Obama likes to see events through the lens of his own life’s chronology. Thus we learn that Inouye was elected to the Senate when Obama was 2 years old.

Er, that’s not true.  Obama was born in August 1961, and Inouye won election to the Senate in November 1962, taking office in January 1963.  Obama wasn’t two years old, not even when rounding the numbers; he was one year old when Inouye won his Senate election.  (At least this isn’t as bad as Obama’s Selma math.)

Emily Yoffe continues:

Obama acknowledges that as a young person he was unaware of politics, and thus Inouye. But then something important happened that made young Obama pay attention to the first man to be elected to Congress from Hawaii after it joined the union. When Obama was 11 years old he went on vacation with his family, and those paying their respects to Inouye got to hear a long description of this amazing trip, from Seattle to Kansas, from Disneyland to Yellowstone. They heard of the young Obama’s happiness whenever the motel had a pool or an ice machine. And finally, as the people must have been twitching in the pews wondering where this was all going, we get back to the late senator.

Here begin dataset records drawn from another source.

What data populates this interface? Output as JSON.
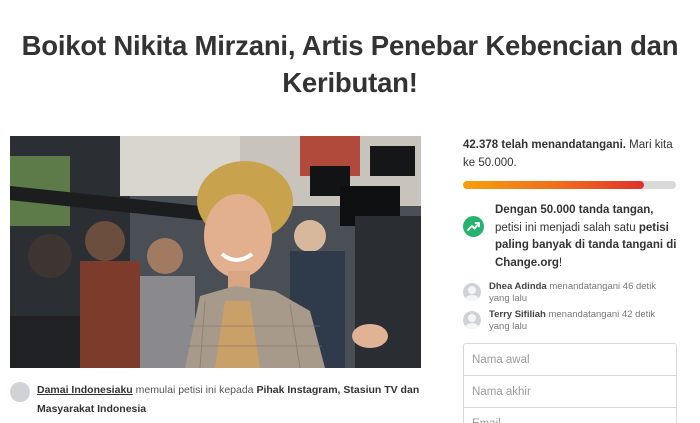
{
  "petition": {
    "title": "Boikot Nikita Mirzani, Artis Penebar Kebencian dan Keributan!"
  },
  "starter": {
    "name": "Damai Indonesiaku",
    "action": " memulai petisi ini kepada ",
    "recipient": "Pihak Instagram, Stasiun TV dan Masyarakat Indonesia"
  },
  "stats": {
    "signed_count": "42.378 telah menandatangani.",
    "goal_text": " Mari kita ke 50.000.",
    "progress_fraction": 0.848
  },
  "milestone": {
    "bold_1": "Dengan 50.000 tanda tangan,",
    "mid": " petisi ini menjadi salah satu ",
    "bold_2": "petisi paling banyak di tanda tangani di Change.org",
    "end": "!"
  },
  "recent_signers": [
    {
      "name": "Dhea Adinda",
      "time": " menandatangani 46 detik yang lalu"
    },
    {
      "name": "Terry Sifiliah",
      "time": " menandatangani 42 detik yang lalu"
    }
  ],
  "form": {
    "first_name_placeholder": "Nama awal",
    "last_name_placeholder": "Nama akhir",
    "email_placeholder": "Email"
  },
  "colors": {
    "progress_start": "#f5a00d",
    "progress_end": "#e0312a",
    "milestone_icon": "#27b36d"
  }
}
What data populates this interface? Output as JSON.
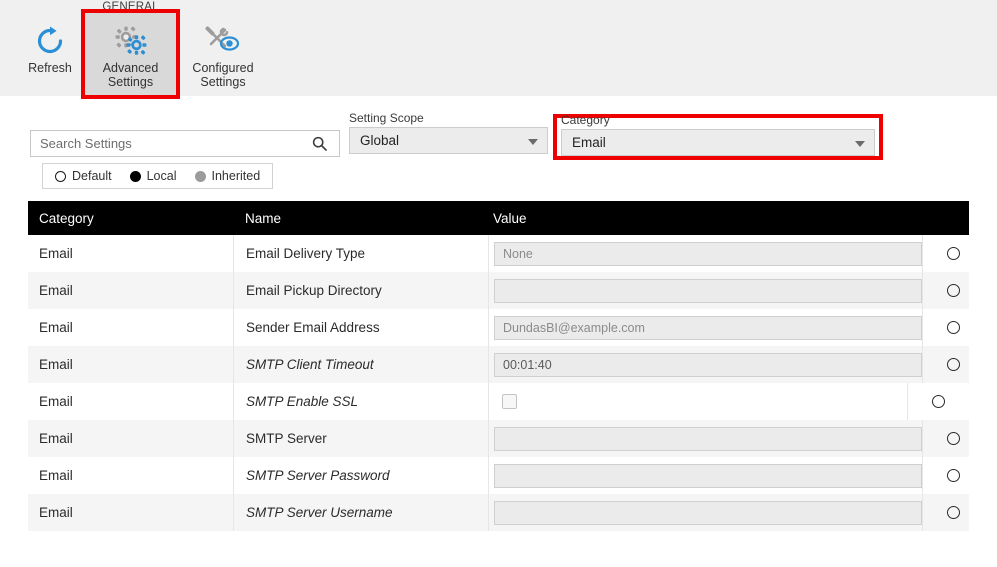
{
  "ribbon": {
    "group_label": "GENERAL",
    "buttons": [
      {
        "id": "refresh",
        "label_line1": "Refresh",
        "label_line2": "",
        "icon": "refresh-icon"
      },
      {
        "id": "advanced",
        "label_line1": "Advanced",
        "label_line2": "Settings",
        "icon": "gears-icon"
      },
      {
        "id": "configured",
        "label_line1": "Configured",
        "label_line2": "Settings",
        "icon": "tools-eye-icon"
      }
    ]
  },
  "filters": {
    "search": {
      "value": "",
      "placeholder": "Search Settings",
      "icon": "search-icon"
    },
    "legend": [
      {
        "label": "Default",
        "marker": "hollow"
      },
      {
        "label": "Local",
        "marker": "solid"
      },
      {
        "label": "Inherited",
        "marker": "gray"
      }
    ],
    "setting_scope": {
      "label": "Setting Scope",
      "value": "Global"
    },
    "category": {
      "label": "Category",
      "value": "Email"
    }
  },
  "table": {
    "columns": [
      "Category",
      "Name",
      "Value"
    ],
    "rows": [
      {
        "category": "Email",
        "name": "Email Delivery Type",
        "italic": false,
        "control": "text",
        "value": "None",
        "dark": false,
        "indicator": "hollow"
      },
      {
        "category": "Email",
        "name": "Email Pickup Directory",
        "italic": false,
        "control": "text",
        "value": "",
        "dark": false,
        "indicator": "hollow"
      },
      {
        "category": "Email",
        "name": "Sender Email Address",
        "italic": false,
        "control": "text",
        "value": "DundasBI@example.com",
        "dark": false,
        "indicator": "hollow"
      },
      {
        "category": "Email",
        "name": "SMTP Client Timeout",
        "italic": true,
        "control": "text",
        "value": "00:01:40",
        "dark": true,
        "indicator": "hollow"
      },
      {
        "category": "Email",
        "name": "SMTP Enable SSL",
        "italic": true,
        "control": "checkbox",
        "value": "",
        "dark": false,
        "indicator": "hollow",
        "checked": false
      },
      {
        "category": "Email",
        "name": "SMTP Server",
        "italic": false,
        "control": "text",
        "value": "",
        "dark": false,
        "indicator": "hollow"
      },
      {
        "category": "Email",
        "name": "SMTP Server Password",
        "italic": true,
        "control": "text",
        "value": "",
        "dark": false,
        "indicator": "hollow"
      },
      {
        "category": "Email",
        "name": "SMTP Server Username",
        "italic": true,
        "control": "text",
        "value": "",
        "dark": false,
        "indicator": "hollow"
      }
    ]
  },
  "annotations": {
    "highlight_color": "#ee0000",
    "boxes": [
      "advanced-settings-button",
      "category-dropdown"
    ]
  }
}
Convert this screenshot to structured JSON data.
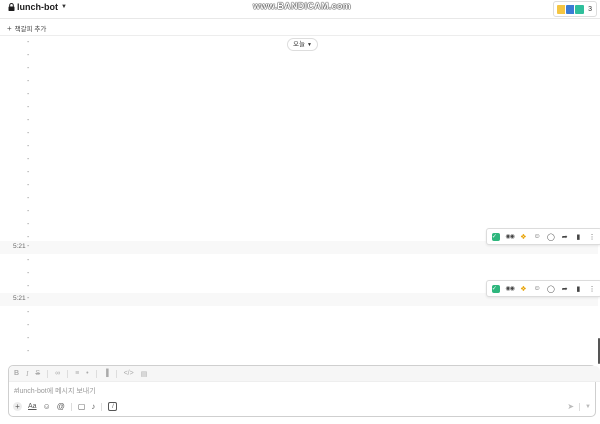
{
  "header": {
    "channel_name": "lunch-bot",
    "watermark": "www.BANDICAM.com",
    "member_count": "3",
    "avatar_colors": [
      "#f4c542",
      "#3a7bd5",
      "#2fbf9b"
    ]
  },
  "bookmarks": {
    "add_label": "책갈피 추가"
  },
  "divider": {
    "date_label": "오늘"
  },
  "messages": {
    "dash": "-",
    "timestamps": [
      "5:21",
      "5:21"
    ]
  },
  "composer": {
    "placeholder": "#lunch-bot에 메시지 보내기",
    "format_buttons": [
      "bold-icon",
      "italic-icon",
      "strikethrough-icon",
      "link-icon",
      "ordered-list-icon",
      "bulleted-list-icon",
      "blockquote-icon",
      "code-icon",
      "code-block-icon"
    ],
    "action_buttons": [
      "plus-icon",
      "format-toggle-icon",
      "emoji-icon",
      "mention-icon",
      "video-icon",
      "microphone-icon",
      "slash-command-icon"
    ],
    "format_toggle_label": "Aa"
  },
  "hover_toolbar": {
    "reactions": [
      "white-check-mark",
      "eyes",
      "raised-hands"
    ],
    "buttons": [
      "add-reaction-icon",
      "reply-thread-icon",
      "share-icon",
      "bookmark-icon",
      "more-actions-icon"
    ]
  },
  "colors": {
    "check_green": "#2eb67d",
    "hands_yellow": "#e8a100",
    "row_highlight": "#f8f8f8"
  }
}
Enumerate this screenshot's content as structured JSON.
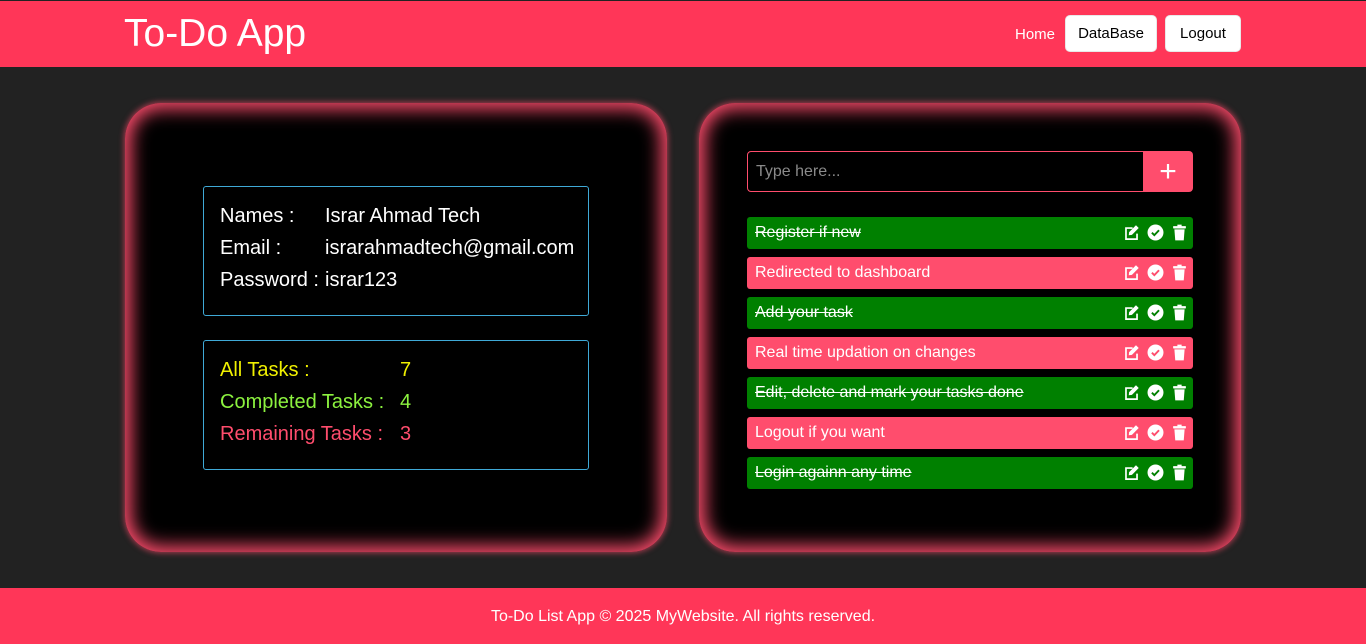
{
  "header": {
    "brand": "To-Do App",
    "nav": {
      "home": "Home",
      "database": "DataBase",
      "logout": "Logout"
    }
  },
  "profile": {
    "name_label": "Names :",
    "name": "Israr Ahmad Tech",
    "email_label": "Email :",
    "email": "israrahmadtech@gmail.com",
    "password_label": "Password :",
    "password": "israr123"
  },
  "stats": {
    "all_label": "All Tasks :",
    "all": "7",
    "completed_label": "Completed Tasks :",
    "completed": "4",
    "remaining_label": "Remaining Tasks :",
    "remaining": "3"
  },
  "task_input": {
    "placeholder": "Type here...",
    "add_icon": "plus-icon"
  },
  "tasks": [
    {
      "text": "Register if new",
      "done": true
    },
    {
      "text": "Redirected to dashboard",
      "done": false
    },
    {
      "text": "Add your task",
      "done": true
    },
    {
      "text": "Real time updation on changes",
      "done": false
    },
    {
      "text": "Edit, delete and mark your tasks done",
      "done": true
    },
    {
      "text": "Logout if you want",
      "done": false
    },
    {
      "text": "Login againn any time",
      "done": true
    }
  ],
  "task_icons": [
    "edit-icon",
    "check-circle-icon",
    "trash-icon"
  ],
  "colors": {
    "brand": "#ff3658",
    "done": "#008000",
    "pending": "#ff4d6d",
    "all": "#f0f000",
    "completed": "#8cf23f",
    "remaining": "#ff4d6d"
  },
  "footer": {
    "text": "To-Do List App © 2025 MyWebsite. All rights reserved."
  }
}
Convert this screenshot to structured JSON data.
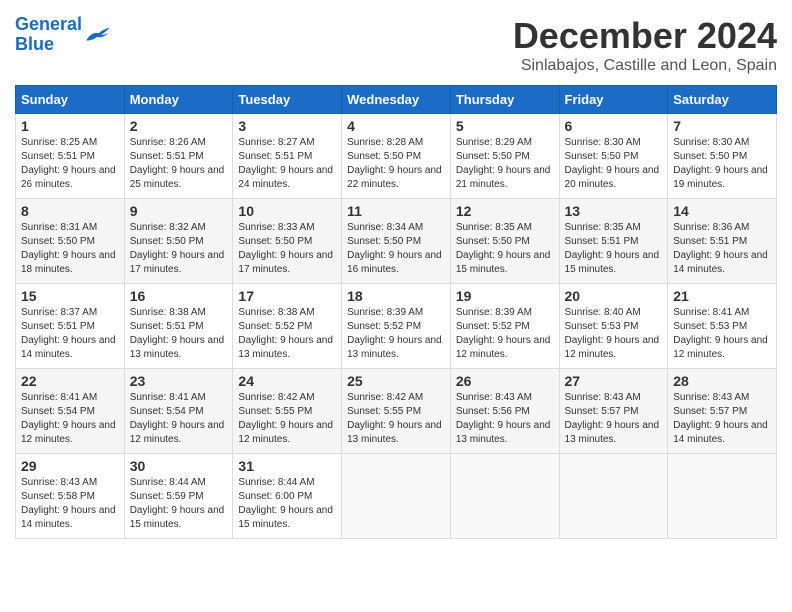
{
  "logo": {
    "line1": "General",
    "line2": "Blue"
  },
  "title": "December 2024",
  "location": "Sinlabajos, Castille and Leon, Spain",
  "weekdays": [
    "Sunday",
    "Monday",
    "Tuesday",
    "Wednesday",
    "Thursday",
    "Friday",
    "Saturday"
  ],
  "weeks": [
    [
      {
        "day": "1",
        "sunrise": "8:25 AM",
        "sunset": "5:51 PM",
        "daylight": "9 hours and 26 minutes."
      },
      {
        "day": "2",
        "sunrise": "8:26 AM",
        "sunset": "5:51 PM",
        "daylight": "9 hours and 25 minutes."
      },
      {
        "day": "3",
        "sunrise": "8:27 AM",
        "sunset": "5:51 PM",
        "daylight": "9 hours and 24 minutes."
      },
      {
        "day": "4",
        "sunrise": "8:28 AM",
        "sunset": "5:50 PM",
        "daylight": "9 hours and 22 minutes."
      },
      {
        "day": "5",
        "sunrise": "8:29 AM",
        "sunset": "5:50 PM",
        "daylight": "9 hours and 21 minutes."
      },
      {
        "day": "6",
        "sunrise": "8:30 AM",
        "sunset": "5:50 PM",
        "daylight": "9 hours and 20 minutes."
      },
      {
        "day": "7",
        "sunrise": "8:30 AM",
        "sunset": "5:50 PM",
        "daylight": "9 hours and 19 minutes."
      }
    ],
    [
      {
        "day": "8",
        "sunrise": "8:31 AM",
        "sunset": "5:50 PM",
        "daylight": "9 hours and 18 minutes."
      },
      {
        "day": "9",
        "sunrise": "8:32 AM",
        "sunset": "5:50 PM",
        "daylight": "9 hours and 17 minutes."
      },
      {
        "day": "10",
        "sunrise": "8:33 AM",
        "sunset": "5:50 PM",
        "daylight": "9 hours and 17 minutes."
      },
      {
        "day": "11",
        "sunrise": "8:34 AM",
        "sunset": "5:50 PM",
        "daylight": "9 hours and 16 minutes."
      },
      {
        "day": "12",
        "sunrise": "8:35 AM",
        "sunset": "5:50 PM",
        "daylight": "9 hours and 15 minutes."
      },
      {
        "day": "13",
        "sunrise": "8:35 AM",
        "sunset": "5:51 PM",
        "daylight": "9 hours and 15 minutes."
      },
      {
        "day": "14",
        "sunrise": "8:36 AM",
        "sunset": "5:51 PM",
        "daylight": "9 hours and 14 minutes."
      }
    ],
    [
      {
        "day": "15",
        "sunrise": "8:37 AM",
        "sunset": "5:51 PM",
        "daylight": "9 hours and 14 minutes."
      },
      {
        "day": "16",
        "sunrise": "8:38 AM",
        "sunset": "5:51 PM",
        "daylight": "9 hours and 13 minutes."
      },
      {
        "day": "17",
        "sunrise": "8:38 AM",
        "sunset": "5:52 PM",
        "daylight": "9 hours and 13 minutes."
      },
      {
        "day": "18",
        "sunrise": "8:39 AM",
        "sunset": "5:52 PM",
        "daylight": "9 hours and 13 minutes."
      },
      {
        "day": "19",
        "sunrise": "8:39 AM",
        "sunset": "5:52 PM",
        "daylight": "9 hours and 12 minutes."
      },
      {
        "day": "20",
        "sunrise": "8:40 AM",
        "sunset": "5:53 PM",
        "daylight": "9 hours and 12 minutes."
      },
      {
        "day": "21",
        "sunrise": "8:41 AM",
        "sunset": "5:53 PM",
        "daylight": "9 hours and 12 minutes."
      }
    ],
    [
      {
        "day": "22",
        "sunrise": "8:41 AM",
        "sunset": "5:54 PM",
        "daylight": "9 hours and 12 minutes."
      },
      {
        "day": "23",
        "sunrise": "8:41 AM",
        "sunset": "5:54 PM",
        "daylight": "9 hours and 12 minutes."
      },
      {
        "day": "24",
        "sunrise": "8:42 AM",
        "sunset": "5:55 PM",
        "daylight": "9 hours and 12 minutes."
      },
      {
        "day": "25",
        "sunrise": "8:42 AM",
        "sunset": "5:55 PM",
        "daylight": "9 hours and 13 minutes."
      },
      {
        "day": "26",
        "sunrise": "8:43 AM",
        "sunset": "5:56 PM",
        "daylight": "9 hours and 13 minutes."
      },
      {
        "day": "27",
        "sunrise": "8:43 AM",
        "sunset": "5:57 PM",
        "daylight": "9 hours and 13 minutes."
      },
      {
        "day": "28",
        "sunrise": "8:43 AM",
        "sunset": "5:57 PM",
        "daylight": "9 hours and 14 minutes."
      }
    ],
    [
      {
        "day": "29",
        "sunrise": "8:43 AM",
        "sunset": "5:58 PM",
        "daylight": "9 hours and 14 minutes."
      },
      {
        "day": "30",
        "sunrise": "8:44 AM",
        "sunset": "5:59 PM",
        "daylight": "9 hours and 15 minutes."
      },
      {
        "day": "31",
        "sunrise": "8:44 AM",
        "sunset": "6:00 PM",
        "daylight": "9 hours and 15 minutes."
      },
      null,
      null,
      null,
      null
    ]
  ]
}
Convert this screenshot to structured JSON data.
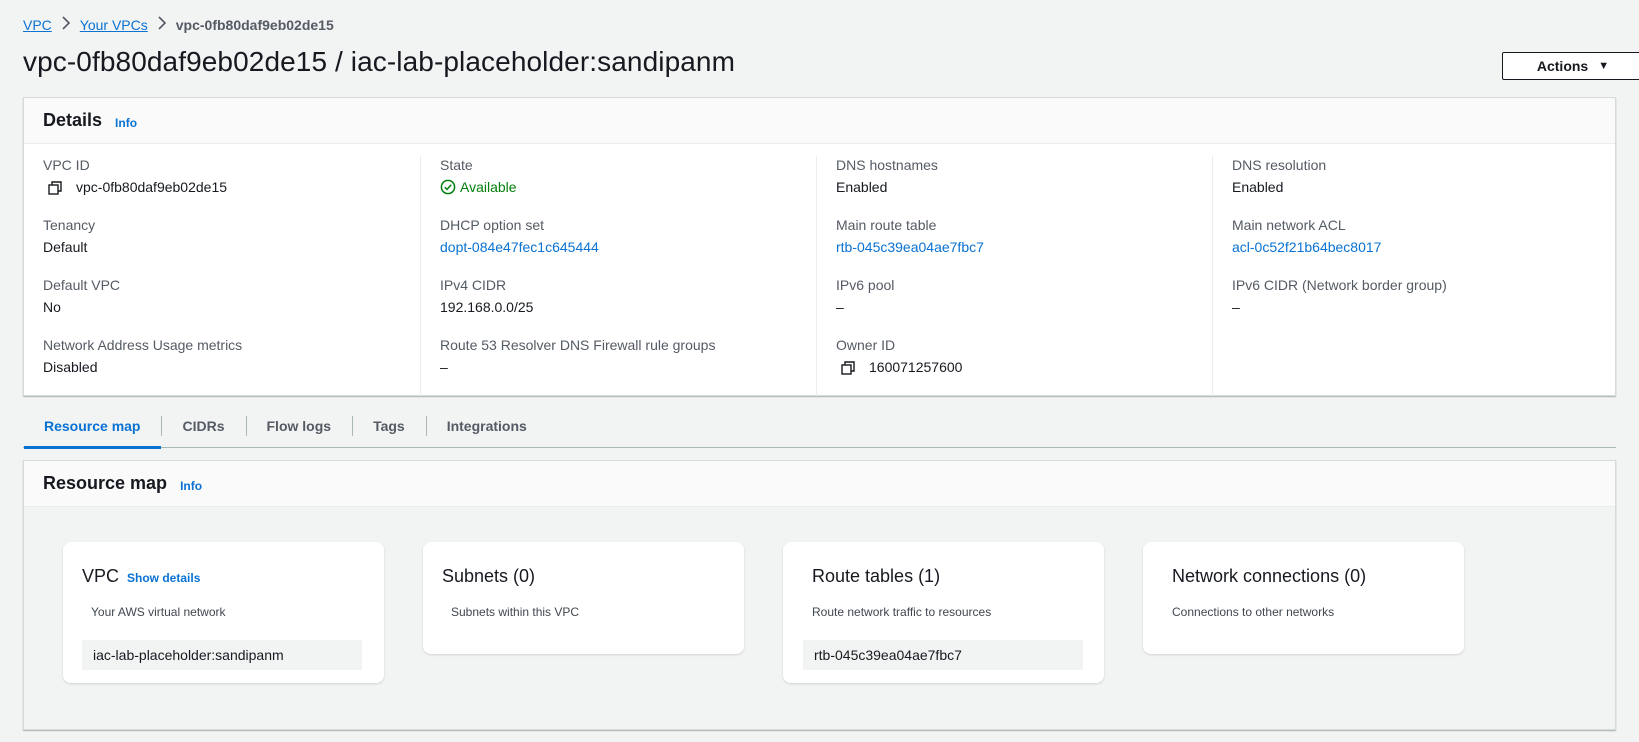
{
  "breadcrumb": {
    "items": [
      "VPC",
      "Your VPCs"
    ],
    "current": "vpc-0fb80daf9eb02de15",
    "separator": ">"
  },
  "page": {
    "title": "vpc-0fb80daf9eb02de15 / iac-lab-placeholder:sandipanm",
    "actions_label": "Actions"
  },
  "details": {
    "title": "Details",
    "info": "Info",
    "columns": [
      [
        {
          "label": "VPC ID",
          "value": "vpc-0fb80daf9eb02de15",
          "copy": true
        },
        {
          "label": "Tenancy",
          "value": "Default"
        },
        {
          "label": "Default VPC",
          "value": "No"
        },
        {
          "label": "Network Address Usage metrics",
          "value": "Disabled"
        }
      ],
      [
        {
          "label": "State",
          "value": "Available",
          "status": "success"
        },
        {
          "label": "DHCP option set",
          "value": "dopt-084e47fec1c645444",
          "link": true
        },
        {
          "label": "IPv4 CIDR",
          "value": "192.168.0.0/25"
        },
        {
          "label": "Route 53 Resolver DNS Firewall rule groups",
          "value": "–"
        }
      ],
      [
        {
          "label": "DNS hostnames",
          "value": "Enabled"
        },
        {
          "label": "Main route table",
          "value": "rtb-045c39ea04ae7fbc7",
          "link": true
        },
        {
          "label": "IPv6 pool",
          "value": "–"
        },
        {
          "label": "Owner ID",
          "value": "160071257600",
          "copy": true
        }
      ],
      [
        {
          "label": "DNS resolution",
          "value": "Enabled"
        },
        {
          "label": "Main network ACL",
          "value": "acl-0c52f21b64bec8017",
          "link": true
        },
        {
          "label": "IPv6 CIDR (Network border group)",
          "value": "–"
        }
      ]
    ]
  },
  "tabs": [
    "Resource map",
    "CIDRs",
    "Flow logs",
    "Tags",
    "Integrations"
  ],
  "active_tab": "Resource map",
  "resource_map": {
    "title": "Resource map",
    "info": "Info",
    "cards": [
      {
        "title": "VPC",
        "link": "Show details",
        "subtitle": "Your AWS virtual network",
        "chip": "iac-lab-placeholder:sandipanm"
      },
      {
        "title": "Subnets (0)",
        "subtitle": "Subnets within this VPC"
      },
      {
        "title": "Route tables (1)",
        "subtitle": "Route network traffic to resources",
        "chip": "rtb-045c39ea04ae7fbc7"
      },
      {
        "title": "Network connections (0)",
        "subtitle": "Connections to other networks"
      }
    ]
  },
  "colors": {
    "link": "#0972d3",
    "success": "#037f0c",
    "background": "#f2f3f3"
  }
}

It turns out the Watergate hearings were taking place at that time, too, and Obama’s mother watched them in their various hotel rooms. It surprised young Obama to see that a man of Japanese descent was a senator. Little did most people know that the most important thing to come out of the Watergate hearings was that Obama, with his mixed-race background, saw in Inouye a hint of “what might be possible in my own life.” That Obama in some way may have been inspired to a political career by a man who overcame prejudice and later became Obama’s colleague is a fine point to make. But it is an incidental one to the life being celebrated.

It’s fine to relate personal stories during eulogies, but they should have the deceased as the focal point, not the eulogist.  As Yoffe notes, this is a constant theme for Obama, whose speeches contain more self-referential pronouns than any of his predecessors of recent memory.  Even the President who earned the monicker “The Big Me,” Bill Clinton, looks positively humble in comparison.